# What's your manicure routine?



## Sophia (Dec 12, 2006)

What's your manicure routine, and which nail polishes do you wear often?

I'm trying to start having a manicure routine, and I want to know which products exactly I should have!

Also what's your fave nail polish brand, and what's your fave shades?


----------



## mebabygirl86 (Dec 13, 2006)

I start by taking off polish.Then I soak them in soapy water and use a nail scrub brush to get the dirt off.I then towel dry them and massage my cuticle with cuticle cream or olive oil.I take off the access then push back my cuticles.If i have to file or shape I do.For a clean cut look my fave polish is french pink.I use it alone cuz I cant really do a straight white line all the time.For a daring one i mix it with bright pinks &amp; turquiose blues.It looks so cute


----------



## Aquilah (Dec 13, 2006)

I only wear polish on my toes, and I generally do them once a week... My nails, I have a hard time sometimes keeping up with since I'm too "busy" with something else LOL!


----------



## Amandine (Dec 21, 2006)

I get weekly manicure and pedicures from a salon that lets me bring my own polishes.

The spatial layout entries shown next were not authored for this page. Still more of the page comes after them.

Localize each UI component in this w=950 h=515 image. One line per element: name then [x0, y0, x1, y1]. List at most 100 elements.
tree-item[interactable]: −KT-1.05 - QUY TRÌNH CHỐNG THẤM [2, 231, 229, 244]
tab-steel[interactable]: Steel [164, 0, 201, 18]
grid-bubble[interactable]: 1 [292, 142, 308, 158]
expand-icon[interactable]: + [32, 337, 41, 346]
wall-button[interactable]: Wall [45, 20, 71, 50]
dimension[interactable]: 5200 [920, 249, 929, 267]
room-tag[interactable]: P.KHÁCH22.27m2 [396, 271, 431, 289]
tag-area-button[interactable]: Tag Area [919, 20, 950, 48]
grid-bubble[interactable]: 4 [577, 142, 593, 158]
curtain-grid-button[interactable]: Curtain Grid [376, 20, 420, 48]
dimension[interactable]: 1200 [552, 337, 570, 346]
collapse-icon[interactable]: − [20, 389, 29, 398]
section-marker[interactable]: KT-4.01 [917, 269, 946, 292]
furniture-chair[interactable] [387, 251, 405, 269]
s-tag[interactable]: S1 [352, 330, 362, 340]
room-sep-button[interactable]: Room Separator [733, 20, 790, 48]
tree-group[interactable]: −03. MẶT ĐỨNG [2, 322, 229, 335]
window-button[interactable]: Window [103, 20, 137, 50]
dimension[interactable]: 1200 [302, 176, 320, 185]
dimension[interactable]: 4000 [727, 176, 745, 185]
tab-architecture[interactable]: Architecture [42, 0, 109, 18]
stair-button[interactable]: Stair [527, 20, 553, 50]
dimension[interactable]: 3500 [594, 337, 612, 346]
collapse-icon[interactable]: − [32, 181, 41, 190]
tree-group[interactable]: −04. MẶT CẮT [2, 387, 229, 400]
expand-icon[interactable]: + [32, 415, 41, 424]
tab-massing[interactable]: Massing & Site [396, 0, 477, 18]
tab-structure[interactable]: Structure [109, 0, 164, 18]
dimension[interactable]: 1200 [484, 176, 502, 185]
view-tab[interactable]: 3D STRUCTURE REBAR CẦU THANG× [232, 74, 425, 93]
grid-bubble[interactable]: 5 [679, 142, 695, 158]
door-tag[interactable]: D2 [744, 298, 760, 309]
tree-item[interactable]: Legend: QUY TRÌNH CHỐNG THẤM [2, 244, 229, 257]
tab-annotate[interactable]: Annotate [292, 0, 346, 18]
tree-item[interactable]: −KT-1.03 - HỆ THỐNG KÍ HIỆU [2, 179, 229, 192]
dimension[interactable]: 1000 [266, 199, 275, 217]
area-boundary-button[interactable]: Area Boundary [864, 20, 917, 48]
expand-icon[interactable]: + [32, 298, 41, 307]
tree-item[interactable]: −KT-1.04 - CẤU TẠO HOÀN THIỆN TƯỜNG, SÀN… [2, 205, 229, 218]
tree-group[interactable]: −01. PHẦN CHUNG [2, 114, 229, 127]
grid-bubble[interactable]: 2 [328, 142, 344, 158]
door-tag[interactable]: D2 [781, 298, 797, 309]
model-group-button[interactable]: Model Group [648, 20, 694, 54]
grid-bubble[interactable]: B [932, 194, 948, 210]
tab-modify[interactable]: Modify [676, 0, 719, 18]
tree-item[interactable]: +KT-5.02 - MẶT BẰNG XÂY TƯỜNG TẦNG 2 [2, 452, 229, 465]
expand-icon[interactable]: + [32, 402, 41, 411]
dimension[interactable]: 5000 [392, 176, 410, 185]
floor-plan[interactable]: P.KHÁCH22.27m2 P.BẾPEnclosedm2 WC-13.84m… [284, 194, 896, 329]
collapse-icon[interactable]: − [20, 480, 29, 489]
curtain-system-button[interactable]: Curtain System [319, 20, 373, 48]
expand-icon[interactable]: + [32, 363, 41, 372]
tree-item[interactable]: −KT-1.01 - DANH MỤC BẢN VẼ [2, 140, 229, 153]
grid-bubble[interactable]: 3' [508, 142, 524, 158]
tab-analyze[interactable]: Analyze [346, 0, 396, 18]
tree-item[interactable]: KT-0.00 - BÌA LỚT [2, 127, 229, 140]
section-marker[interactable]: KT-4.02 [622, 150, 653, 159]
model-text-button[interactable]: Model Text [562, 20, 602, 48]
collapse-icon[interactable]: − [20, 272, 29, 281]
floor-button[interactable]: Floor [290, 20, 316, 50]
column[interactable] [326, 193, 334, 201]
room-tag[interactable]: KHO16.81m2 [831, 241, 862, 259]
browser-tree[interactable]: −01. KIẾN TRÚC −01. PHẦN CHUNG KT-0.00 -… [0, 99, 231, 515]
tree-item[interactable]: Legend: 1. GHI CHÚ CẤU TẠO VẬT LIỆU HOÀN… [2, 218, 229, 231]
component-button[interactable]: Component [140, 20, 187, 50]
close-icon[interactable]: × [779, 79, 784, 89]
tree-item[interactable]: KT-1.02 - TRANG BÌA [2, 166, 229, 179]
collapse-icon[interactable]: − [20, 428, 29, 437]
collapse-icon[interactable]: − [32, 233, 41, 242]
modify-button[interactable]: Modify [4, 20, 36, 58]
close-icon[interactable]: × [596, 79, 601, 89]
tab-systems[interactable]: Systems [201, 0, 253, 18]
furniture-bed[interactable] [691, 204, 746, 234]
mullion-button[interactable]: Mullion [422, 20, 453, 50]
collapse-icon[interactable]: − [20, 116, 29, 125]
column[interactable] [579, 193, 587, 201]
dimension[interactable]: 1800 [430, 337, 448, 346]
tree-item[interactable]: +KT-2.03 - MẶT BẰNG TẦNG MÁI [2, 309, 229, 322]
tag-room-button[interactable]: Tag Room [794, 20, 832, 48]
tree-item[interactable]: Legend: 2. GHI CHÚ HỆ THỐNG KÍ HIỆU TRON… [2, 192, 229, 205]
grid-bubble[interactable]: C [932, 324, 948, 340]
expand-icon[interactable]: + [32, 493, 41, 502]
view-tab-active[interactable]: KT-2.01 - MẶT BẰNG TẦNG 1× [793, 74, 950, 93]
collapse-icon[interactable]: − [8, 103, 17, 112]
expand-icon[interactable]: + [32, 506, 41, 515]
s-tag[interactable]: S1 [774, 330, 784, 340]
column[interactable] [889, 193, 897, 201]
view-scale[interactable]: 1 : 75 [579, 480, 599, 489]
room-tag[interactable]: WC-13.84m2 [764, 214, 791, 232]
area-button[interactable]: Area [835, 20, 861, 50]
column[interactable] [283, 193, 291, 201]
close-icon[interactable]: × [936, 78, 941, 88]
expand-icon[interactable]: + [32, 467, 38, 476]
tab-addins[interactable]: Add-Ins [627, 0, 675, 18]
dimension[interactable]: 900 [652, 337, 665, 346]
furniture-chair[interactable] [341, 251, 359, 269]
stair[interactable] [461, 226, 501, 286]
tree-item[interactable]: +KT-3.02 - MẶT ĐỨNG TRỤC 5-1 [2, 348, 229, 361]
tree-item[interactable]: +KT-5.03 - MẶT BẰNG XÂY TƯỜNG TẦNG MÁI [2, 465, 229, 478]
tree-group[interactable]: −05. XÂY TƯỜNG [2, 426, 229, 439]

Base Coat: Sticky by Creative

Polish Colors: OPI, Elizabeth Arden, China Glaze, and Essie

Top Coat: Seche Vite bc it drys all the layers in about 60 seconds.

For the steps:

!. Soak nails

2. Remove polish and soak again

3. Trim cuticles (I ask them to do this bc I think it looks better)

4. Hand massage and lots of lotion

5. Wash and thoroughly dry nails

6. File and shape nails

7. Base, Color (x 2), and Top Coat


----------